Читаем The Forbidden Queen полностью

Was this what I had feared, an escort of armed men, a document of intent, some makeshift infringement of the law that Owen could not answer? Owen had already spun round, shoulders braced, his hand sliding to his sword hilt as he stepped by instinct to stand between me and any danger. I heard the rasp of the steel as he loosed it in its scabbard in the quiet room, then I laughed on a little sigh for our fears were unnecessary. It was Warwick, and there was no force at his back. No Gloucester, crowing with sour delight.

‘I see you’ve been busy here.’ He grinned as he surveyed Alice with our new son, but his attention was on Owen. ‘I have something for you, Tudor.’ But his eye had followed Owen’s instinctive movement. ‘It seems my news is too late,’ he added. ‘You have pre-empted the issue.’ In his right hand he held a sword with a fine jewelled hilt. ‘I brought this for you. You have the right to it.’

‘They have decided?’ But Owen knew the answer, and I saw the light grow in his eye.

‘In their wisdom,’ Warwick replied dryly. ‘It should have been done long ago, if they had had any compassion for you.’

I closed my eyes. ‘Thank God.’ Then opened them as Warwick’s words sank in. ‘Are you certain about this?’ I asked, needing confirmation to destroy the anxiety that had lived with me for so long.

‘Your argument drove it home. The Council has instructed the next Parliament—a matter of weeks now—to recognise your rights, Tudor, and your status as an Englishman.’ Warwick produced a scroll from his tunic with the flourish of a royal herald. ‘This is more important than the sword. Here are your letters of denizenship.’

‘So I have you to thank for it?’ Owen asked.

‘A little. And others. You have friends at Court, however difficult it might be sometimes to believe.’

They clasped hands, and Owen took the gift from Warwick, tucking the document into the coffer at our feet. His features might be controlled but I saw the strain, the struggle to command every response against the news that had stunned him to the core.

I placed my hand on his arm. ‘We have done it.’

‘So we have.’ Owen covered my fingers with his own, his eyes searching my face. ‘I would not have done it if it had not been for you.’

I shook my head in denial. To shield me from a renewed onset of emotion, Owen addressed Warwick. ‘My thanks for the sword, my lord. Once I was forbidden to own one. Now I have a surfeit.’

‘Give it to your son.’ Warwick nodded to indicate Edmund, who had escaped supervision to come and investigate the delay.

‘He is young yet.’ Owen hoisted him into his arms.

‘But one day…’ Warwick smoothed the untidy thicket of my son’s hair. ‘Edmund Tudor. Who knows what you will be?’

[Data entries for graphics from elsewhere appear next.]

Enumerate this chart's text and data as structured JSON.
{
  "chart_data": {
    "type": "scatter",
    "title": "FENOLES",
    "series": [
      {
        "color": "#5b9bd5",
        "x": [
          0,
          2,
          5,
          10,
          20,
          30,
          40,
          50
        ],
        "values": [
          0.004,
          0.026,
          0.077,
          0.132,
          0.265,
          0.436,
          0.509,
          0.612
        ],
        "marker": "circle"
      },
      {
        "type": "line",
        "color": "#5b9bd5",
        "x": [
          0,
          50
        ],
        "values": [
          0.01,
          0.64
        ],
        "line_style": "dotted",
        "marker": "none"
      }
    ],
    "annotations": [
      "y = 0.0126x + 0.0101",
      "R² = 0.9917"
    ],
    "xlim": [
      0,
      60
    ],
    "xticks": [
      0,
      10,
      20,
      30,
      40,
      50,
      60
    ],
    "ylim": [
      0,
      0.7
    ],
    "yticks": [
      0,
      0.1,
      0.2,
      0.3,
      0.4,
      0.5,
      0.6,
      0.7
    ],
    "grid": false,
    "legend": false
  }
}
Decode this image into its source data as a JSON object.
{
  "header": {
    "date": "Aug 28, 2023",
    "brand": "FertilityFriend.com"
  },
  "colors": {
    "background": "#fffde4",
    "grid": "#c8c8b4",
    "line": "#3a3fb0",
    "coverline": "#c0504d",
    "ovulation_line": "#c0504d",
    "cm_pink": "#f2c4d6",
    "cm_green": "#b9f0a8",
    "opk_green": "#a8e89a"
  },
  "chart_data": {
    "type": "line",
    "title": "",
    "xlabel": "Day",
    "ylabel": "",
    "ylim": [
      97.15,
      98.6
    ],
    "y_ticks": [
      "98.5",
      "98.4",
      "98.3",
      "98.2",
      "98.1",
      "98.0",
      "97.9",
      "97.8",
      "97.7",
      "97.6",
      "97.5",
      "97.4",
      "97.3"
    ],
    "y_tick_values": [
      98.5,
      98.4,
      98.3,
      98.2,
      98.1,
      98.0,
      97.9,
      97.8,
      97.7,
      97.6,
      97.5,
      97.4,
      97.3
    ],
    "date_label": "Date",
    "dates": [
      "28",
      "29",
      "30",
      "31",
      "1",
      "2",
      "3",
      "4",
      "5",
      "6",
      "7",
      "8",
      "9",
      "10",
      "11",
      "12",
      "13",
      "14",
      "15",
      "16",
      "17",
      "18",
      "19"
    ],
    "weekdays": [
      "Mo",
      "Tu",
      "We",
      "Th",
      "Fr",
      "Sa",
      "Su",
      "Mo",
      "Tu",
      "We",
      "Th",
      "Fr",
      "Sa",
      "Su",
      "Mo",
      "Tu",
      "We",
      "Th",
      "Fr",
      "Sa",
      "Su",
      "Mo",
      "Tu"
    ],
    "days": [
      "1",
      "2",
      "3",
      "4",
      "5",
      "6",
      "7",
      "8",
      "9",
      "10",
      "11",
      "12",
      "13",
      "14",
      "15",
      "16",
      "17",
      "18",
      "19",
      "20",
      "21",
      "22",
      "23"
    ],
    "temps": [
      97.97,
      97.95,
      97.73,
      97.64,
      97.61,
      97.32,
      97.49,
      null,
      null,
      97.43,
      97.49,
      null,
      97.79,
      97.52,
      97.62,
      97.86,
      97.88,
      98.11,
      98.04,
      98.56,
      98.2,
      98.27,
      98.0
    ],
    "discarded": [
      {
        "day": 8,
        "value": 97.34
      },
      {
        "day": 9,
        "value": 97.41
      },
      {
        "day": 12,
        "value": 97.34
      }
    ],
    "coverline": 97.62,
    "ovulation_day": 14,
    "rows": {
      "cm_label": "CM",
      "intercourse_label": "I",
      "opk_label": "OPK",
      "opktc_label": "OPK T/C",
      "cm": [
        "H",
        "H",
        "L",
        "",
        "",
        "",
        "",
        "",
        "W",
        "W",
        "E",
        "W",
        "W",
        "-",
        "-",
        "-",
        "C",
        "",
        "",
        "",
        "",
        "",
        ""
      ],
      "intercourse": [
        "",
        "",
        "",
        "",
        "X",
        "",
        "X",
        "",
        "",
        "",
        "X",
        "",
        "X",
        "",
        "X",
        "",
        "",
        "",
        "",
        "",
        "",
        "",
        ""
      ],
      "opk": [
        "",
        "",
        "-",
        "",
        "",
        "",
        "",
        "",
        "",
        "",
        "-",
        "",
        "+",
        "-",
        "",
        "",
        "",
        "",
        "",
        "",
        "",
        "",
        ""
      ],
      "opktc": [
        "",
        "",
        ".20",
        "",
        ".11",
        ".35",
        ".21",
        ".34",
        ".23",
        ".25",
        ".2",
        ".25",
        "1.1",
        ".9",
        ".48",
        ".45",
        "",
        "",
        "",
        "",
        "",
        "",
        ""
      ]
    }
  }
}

Edmund grasped the costly jewelled hilt, making the stones glint and catching my attention. My little son, the high blood of both France and Wales running strong in his veins. A little presentiment touched me, but not of fear, rather one of power, of rank. The gems glittered in my son’s clasp, and my son was a man with fire in his eye and determination in the set of his mouth. And then the moment was gone. He was a child again, and a weary one, close to fretting.

‘You are a free man, Edmund Tudor,’ I heard Warwick say. ‘Your father’s heir. Free to own land and bear arms. And to marry as you choose.’

‘I want a horse,’ Edmund announced, unimpressed.

Owen looked across at me and smiled. What would be the future for our son, with the law of England on his side and the King, his half-brother, well disposed towards him? I wept again in a flood of emotion, part joy, part exhaustion—tears seemed so close in my weariness—prompting the Benedictine brothers to pat my shoulder and offer me a linen sheet to dry my cheeks.

‘Don’t forget. The little lad. We’ll make a fine monk of him.’

And I laughed through my tears. ‘I’ll send him to you. Unless he has the inclination to be a military man, I will send him to you when he is grown.’

I took the baby in my arms, smiling round at them. Then I looked at Owen, who was looking at me.

‘Let us go home, my husband.’

‘It is my wish, annwyl.’

Owen was restless, a difficult disquiet that took hold of him. I saw it, building day after day, even though he tried for my sake to hide it. Were we not happy? Had we not made for ourselves the life we wished for, when to spend time in each other’s company was ultimate fulfilment, to be apart bleak wilderness?

The death of my mother, Queen Isabeau, touched us not at all, and although we mourned the passing of Lord John with real grief for so great a man, the happenings in London and in France no longer had any bearing on our tranquil existence. But I saw Owen’s frustrations at the end of the day, when we sat alone in our private chamber or relaxed with company after a more formal meal, replete with food and wine, a minstrel singing languorously of times past.